The big quarterly loss, which also pushed annual results into the red, comes as recently installed chief executive John Flannery tries to steer the industrial heavyweight out of a slump amid weakness in some key industrial businesses. The company reported fourth-quarter profits of $3.5 billion in the previous year.
Revenues in the fourth quarter were $31.4 billion, down five percent from the year-ago period.
A major weak spot has been GE’s power business amid tepid demand for gas turbines as renewable energy has taken more capacity globally. GE has warned investors to expect another “tough” year for power in 2018.
The problems in power have been offset somewhat by strength in other divisions, with aviation and healthcare both strong in the fourth quarter, GE said.

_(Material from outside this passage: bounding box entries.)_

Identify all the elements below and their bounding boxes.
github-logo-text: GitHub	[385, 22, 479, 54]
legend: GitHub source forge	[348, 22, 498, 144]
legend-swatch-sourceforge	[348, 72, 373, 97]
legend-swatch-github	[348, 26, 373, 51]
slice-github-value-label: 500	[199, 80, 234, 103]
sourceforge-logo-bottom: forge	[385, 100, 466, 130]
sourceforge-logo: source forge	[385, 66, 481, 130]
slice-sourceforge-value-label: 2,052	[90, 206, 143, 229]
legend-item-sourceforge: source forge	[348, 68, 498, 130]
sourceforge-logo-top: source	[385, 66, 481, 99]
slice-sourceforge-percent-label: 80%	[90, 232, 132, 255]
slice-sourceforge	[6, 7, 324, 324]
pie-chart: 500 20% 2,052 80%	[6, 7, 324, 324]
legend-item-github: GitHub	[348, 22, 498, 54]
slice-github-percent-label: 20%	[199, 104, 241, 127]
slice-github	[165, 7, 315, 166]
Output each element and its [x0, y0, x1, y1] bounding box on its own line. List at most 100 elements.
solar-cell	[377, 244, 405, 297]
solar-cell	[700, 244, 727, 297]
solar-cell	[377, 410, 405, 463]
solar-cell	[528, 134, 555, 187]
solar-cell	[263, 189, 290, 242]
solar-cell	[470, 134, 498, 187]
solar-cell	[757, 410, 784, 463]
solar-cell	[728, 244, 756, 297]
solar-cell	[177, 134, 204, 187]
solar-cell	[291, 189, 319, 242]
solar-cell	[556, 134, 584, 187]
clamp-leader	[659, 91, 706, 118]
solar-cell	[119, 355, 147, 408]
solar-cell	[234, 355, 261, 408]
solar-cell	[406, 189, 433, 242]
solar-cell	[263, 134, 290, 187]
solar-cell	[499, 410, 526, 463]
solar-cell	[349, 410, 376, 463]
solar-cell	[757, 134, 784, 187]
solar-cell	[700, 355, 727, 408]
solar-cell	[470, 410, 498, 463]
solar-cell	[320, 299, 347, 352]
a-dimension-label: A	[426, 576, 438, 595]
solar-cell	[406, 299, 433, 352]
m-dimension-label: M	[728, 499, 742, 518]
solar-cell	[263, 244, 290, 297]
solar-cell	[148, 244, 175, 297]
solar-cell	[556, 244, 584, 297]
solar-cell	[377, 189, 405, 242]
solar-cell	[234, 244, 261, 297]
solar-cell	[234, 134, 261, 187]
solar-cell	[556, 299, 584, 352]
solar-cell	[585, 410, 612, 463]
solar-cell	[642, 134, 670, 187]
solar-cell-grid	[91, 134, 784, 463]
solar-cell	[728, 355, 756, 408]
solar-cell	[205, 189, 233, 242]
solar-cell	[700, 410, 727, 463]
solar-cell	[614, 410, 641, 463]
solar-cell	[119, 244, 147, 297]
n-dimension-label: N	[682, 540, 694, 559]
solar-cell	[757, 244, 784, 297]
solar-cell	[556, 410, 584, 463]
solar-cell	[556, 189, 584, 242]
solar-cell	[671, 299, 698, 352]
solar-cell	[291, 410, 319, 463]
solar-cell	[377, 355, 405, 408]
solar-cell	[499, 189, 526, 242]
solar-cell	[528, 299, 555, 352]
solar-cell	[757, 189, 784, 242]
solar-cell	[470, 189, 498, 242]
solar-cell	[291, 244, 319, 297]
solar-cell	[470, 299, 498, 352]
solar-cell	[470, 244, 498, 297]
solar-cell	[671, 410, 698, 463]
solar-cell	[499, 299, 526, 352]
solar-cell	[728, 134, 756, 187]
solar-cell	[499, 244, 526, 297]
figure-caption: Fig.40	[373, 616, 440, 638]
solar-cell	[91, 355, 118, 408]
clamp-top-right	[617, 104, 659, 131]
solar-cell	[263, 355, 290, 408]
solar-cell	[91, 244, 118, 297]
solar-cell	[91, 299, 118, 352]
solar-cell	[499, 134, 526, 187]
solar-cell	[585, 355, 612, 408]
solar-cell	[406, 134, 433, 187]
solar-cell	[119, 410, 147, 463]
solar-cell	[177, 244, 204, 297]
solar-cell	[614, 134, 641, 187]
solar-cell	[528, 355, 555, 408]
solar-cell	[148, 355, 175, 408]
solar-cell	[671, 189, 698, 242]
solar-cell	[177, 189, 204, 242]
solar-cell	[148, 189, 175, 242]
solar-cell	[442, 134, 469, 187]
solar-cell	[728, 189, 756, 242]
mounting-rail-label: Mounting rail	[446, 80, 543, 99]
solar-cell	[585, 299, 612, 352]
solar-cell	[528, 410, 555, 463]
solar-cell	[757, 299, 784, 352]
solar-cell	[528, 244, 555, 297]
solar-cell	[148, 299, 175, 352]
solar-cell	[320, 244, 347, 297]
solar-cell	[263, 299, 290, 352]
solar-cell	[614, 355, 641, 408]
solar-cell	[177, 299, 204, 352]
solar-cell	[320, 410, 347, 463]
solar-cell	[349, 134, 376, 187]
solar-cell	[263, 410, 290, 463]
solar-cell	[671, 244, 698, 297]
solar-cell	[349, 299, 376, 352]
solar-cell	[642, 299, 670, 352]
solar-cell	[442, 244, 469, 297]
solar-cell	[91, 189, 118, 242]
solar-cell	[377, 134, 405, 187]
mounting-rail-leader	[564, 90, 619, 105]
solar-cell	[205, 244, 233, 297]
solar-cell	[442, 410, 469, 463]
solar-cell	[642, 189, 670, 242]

Flannery announced a major restructuring initiative in November and followed up with 12,000 job cuts in the power unit in December. He has stressed the company is open to significant changes, including divestitures or even a breakup.
“Our results this quarter demonstrate some of the early progress we are seeing from our key initiatives,” Flannery said.
“The team is focused on operational execution, capital allocation and deep cost reduction to position us for continued improvement in 2018.”
In terms of the charges responsible for the quarterly loss, GE had previously announced it would take a $6.2 billion charge after a review of actuarial assumptions led it to add more reserves.
Adding to that, GE announced $3.5 billion in charges associated with US tax reform, the biggest piece of which was connected to provisions on deferred taxes.
GE projected adjusted earnings per share of $1.00 to $1.07 in 2018, compared with $1.00 per share expected by analysts.